Beef and Broccoli Cannelloni | Finding Feasts

  • Can I prepare Cannelloni with Mince in advance? Yes, you can prepare the filling and sauce in advance. However, it’s best to assemble and bake just before serving to ensure a crisp top and a perfectly cooked pasta.
  • What type of mince works best for Cannelloni with Mince? You can use any type of mince you prefer. However, a mixture of pork and beef mince often gives the most flavorful result.
  • Can I add other ingredients to my Cannelloni with Mince? Absolutely! Feel free to experiment with additional ingredients like spinach, mushrooms, or different types of cheese.
  • How should I store leftover Cannelloni with Mince? Leftover cannelloni can be stored in an airtight container in the refrigerator for up to 3 days. To reheat, bake in the oven until heated through.
  • Can I freeze Cannelloni with Mince? Yes, you can freeze baked or unbaked cannelloni. For unbaked cannelloni, freeze them on a baking sheet until solid, then transfer to a freezer bag. Bake from frozen, adding a few extra minutes to the cooking time. For baked cannelloni, let them cool completely before freezing. Reheat in the oven until warmed through.

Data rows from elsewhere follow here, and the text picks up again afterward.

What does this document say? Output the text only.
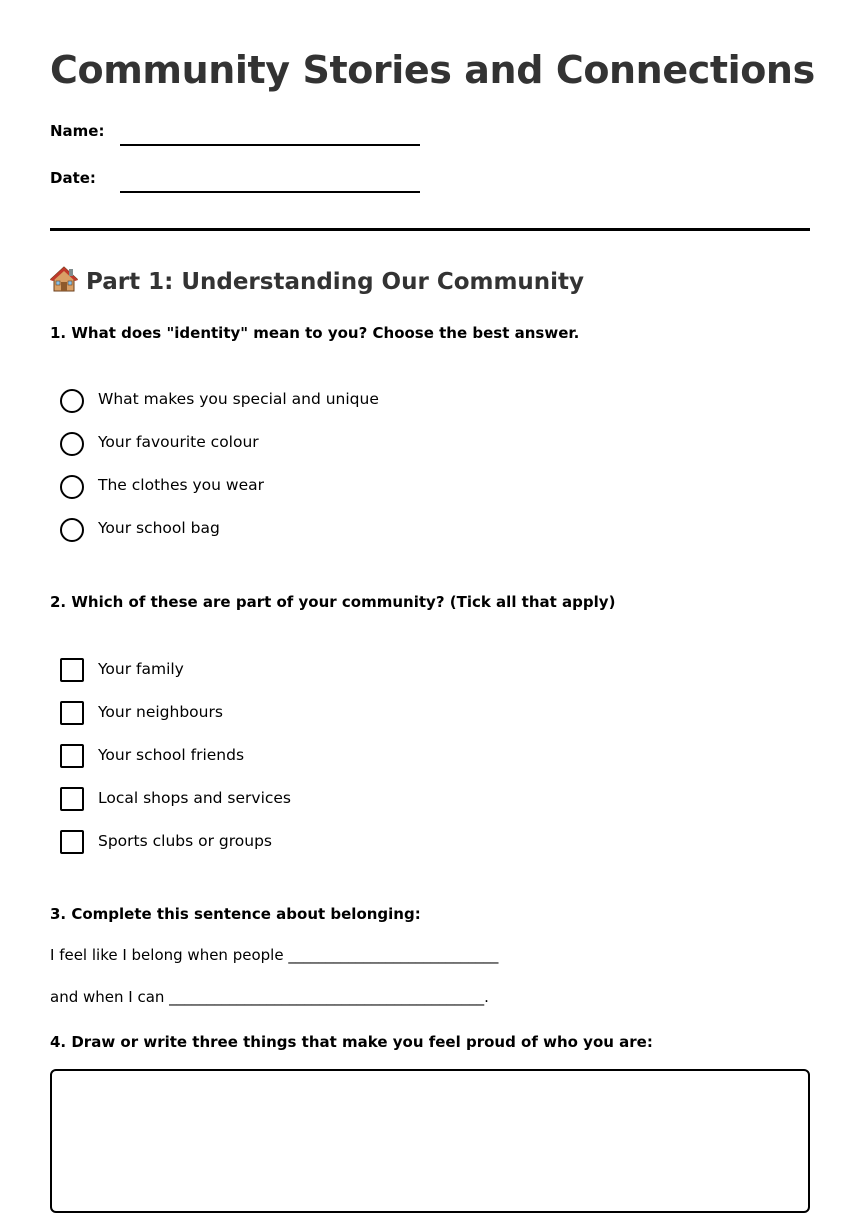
Community Stories and Connections
Name:
Date:
Part 1: Understanding Our Community

1. What does "identity" mean to you? Choose the best answer.

What makes you special and unique
Your favourite colour
The clothes you wear
Your school bag

2. Which of these are part of your community? (Tick all that apply)

Your family
Your neighbours
Your school friends
Local shops and services
Sports clubs or groups

3. Complete this sentence about belonging:

I feel like I belong when people ____________________________
and when I can __________________________________________.

4. Draw or write three things that make you feel proud of who you are:
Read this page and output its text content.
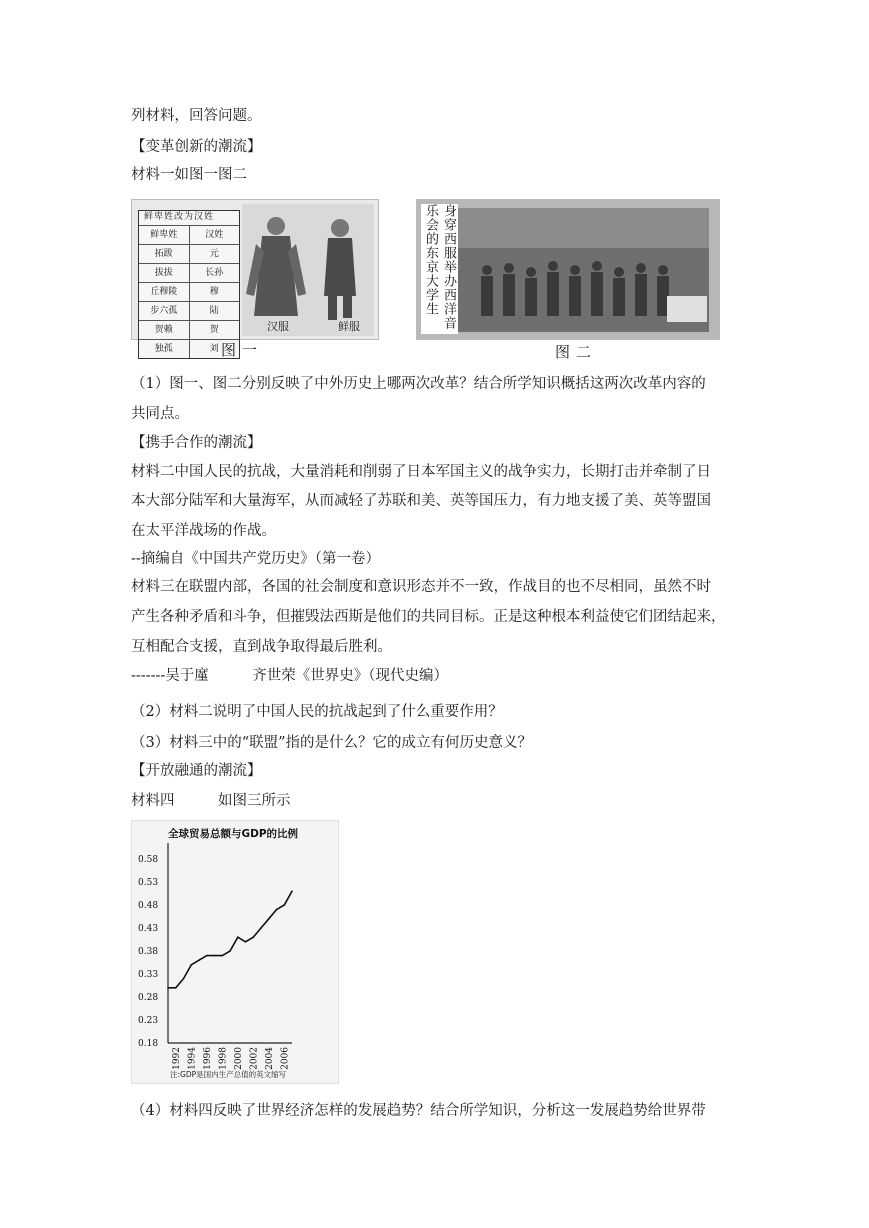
列材料，回答问题。
【变革创新的潮流】
材料一如图一图二
鲜卑姓改为汉姓
鲜卑姓	汉姓
拓跋	元
拔拔	长孙
丘穆陵	穆
步六孤	陆
贺赖	贺
独孤	刘
汉服	鲜服
图一
乐会的东京大学生 身穿西服举办西洋音
图二
（1）图一、图二分别反映了中外历史上哪两次改革？结合所学知识概括这两次改革内容的
共同点。
【携手合作的潮流】
材料二中国人民的抗战，大量消耗和削弱了日本军国主义的战争实力，长期打击并牵制了日
本大部分陆军和大量海军，从而减轻了苏联和美、英等国压力，有力地支援了美、英等盟国
在太平洋战场的作战。
--摘编自《中国共产党历史》（第一卷）
材料三在联盟内部，各国的社会制度和意识形态并不一致，作战目的也不尽相同，虽然不时
产生各种矛盾和斗争，但摧毁法西斯是他们的共同目标。正是这种根本利益使它们团结起来，
互相配合支援，直到战争取得最后胜利。
-------吴于廑　　　齐世荣《世界史》（现代史编）
（2）材料二说明了中国人民的抗战起到了什么重要作用？
（3）材料三中的“联盟”指的是什么？它的成立有何历史意义？
【开放融通的潮流】
材料四　　　如图三所示
全球贸易总额与GDP的比例
0.58
0.53
0.48
0.43
0.38
0.33
0.28
0.23
0.18
1992 1994 1996 1998 2000 2002 2004 2006
注:GDP是国内生产总值的英文缩写
（4）材料四反映了世界经济怎样的发展趋势？结合所学知识，分析这一发展趋势给世界带
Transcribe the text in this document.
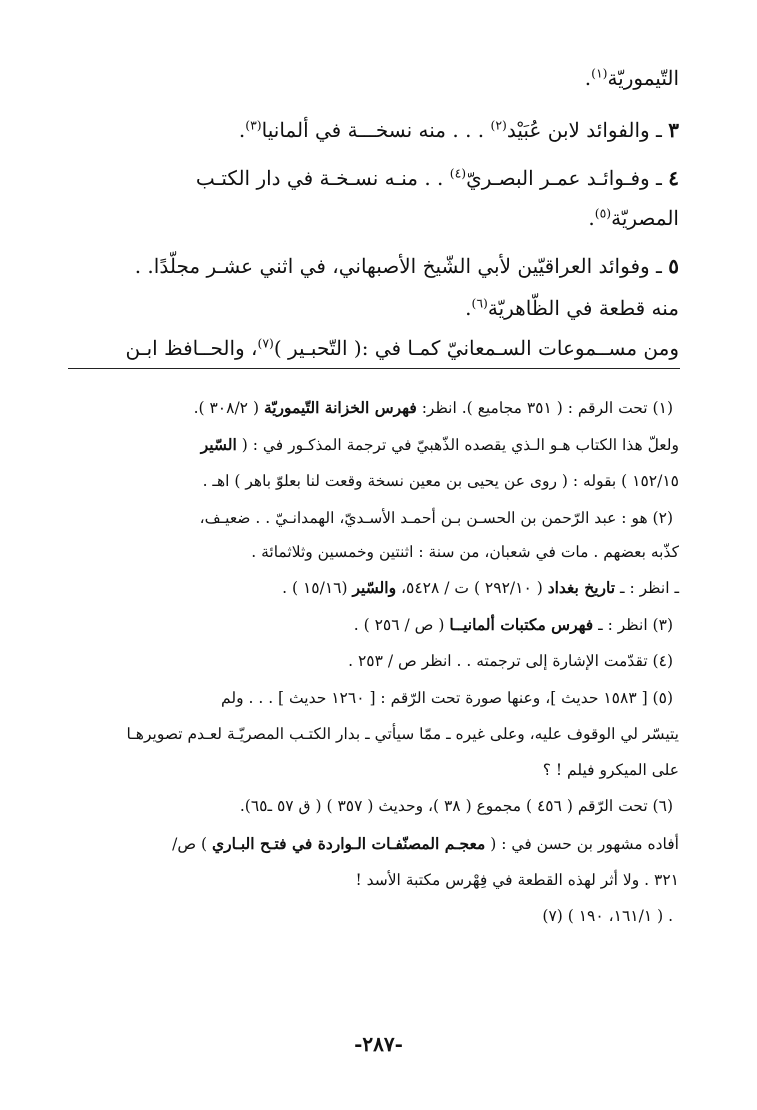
التّيموريّة$^{(١)}$.
٣ ـ والفوائد لابن عُبَيْد$^{(٢)}$ . . . منه نسخـــة في ألمانيا$^{(٣)}$.
٤ ـ وفـوائـد عمـر البصـريّ$^{(٤)}$ . . منـه نسـخـة في دار الكتـب
المصريّة$^{(٥)}$.
٥ ـ وفوائد العراقيّين لأبي الشّيخ الأصبهاني، في اثني عشـر مجلّدًا. .
منه قطعة في الظّاهريّة$^{(٦)}$.
ومن مســموعات السـمعانيّ كمـا في :( التّحبـير )$^{(٧)}$، والحــافظ ابـن
(١) تحت الرقم : ( ٣٥١ مجاميع ). انظر: فهرس الخزانة التّيموريّة ( ٣٠٨/٢ ).
ولعلّ هذا الكتاب هـو الـذي يقصده الذّهبيّ في ترجمة المذكـور في : ( السّير
١٥٢/١٥ ) بقوله : ( روى عن يحيى بن معين نسخة وقعت لنا بعلوّ باهر ) اهـ .
(٢) هو : عبد الرّحمن بن الحسـن بـن أحمـد الأسـديّ، الهمدانـيّ . . ضعيـف،
كذّبه بعضهم . مات في شعبان، من سنة : اثنتين وخمسين وثلاثمائة .
ـ انظر : ـ تاريخ بغداد ( ٢٩٢/١٠ ) ت / ٥٤٢٨، والسّير (١٥/١٦ ) .
(٣) انظر : ـ فهرس مكتبات ألمانيــا ( ص / ٢٥٦ ) .
(٤) تقدّمت الإشارة إلى ترجمته . . انظر ص / ٢٥٣ .
(٥) [ ١٥٨٣ حديث ]، وعنها صورة تحت الرّقم : [ ١٢٦٠ حديث ] . . . ولم
يتيسّر لي الوقوف عليه، وعلى غيره ـ ممّا سيأتي ـ بدار الكتـب المصريّـة لعـدم تصويرهـا
على الميكرو فيلم ! ؟
(٦) تحت الرّقم ( ٤٥٦ ) مجموع ( ٣٨ )، وحديث ( ٣٥٧ ) ( ق ٥٧ ـ٦٥).
أفاده مشهور بن حسن في : ( معجـم المصنّفـات الـواردة في فتـح البـاري ) ص/
٣٢١ . ولا أثر لهذه القطعة في فِهْرس مكتبة الأسد !
(٧) ( ١٦١/١، ١٩٠ ) .
-٢٨٧-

Serving Cannelloni with Mince Like a Pro

Serving Cannelloni with Mince with style is all about the presentation. Here’s how I like to do it:

  • Plate presentation: Serve your cannelloni on a beautiful plate, showcasing the golden top and the rich sauce.
  • Garnish: A sprinkle of fresh basil or parsley not only adds color but also a refreshing flavor contrast.
  • Pairing: This dish pairs wonderfully with a side salad or a glass of robust red wine.

And there you have it! With these tips and tricks in your culinary repertoire, you’re ready to impress with your Cannelloni with Mince. Remember, cooking is a journey – enjoy every step of it. Happy cooking!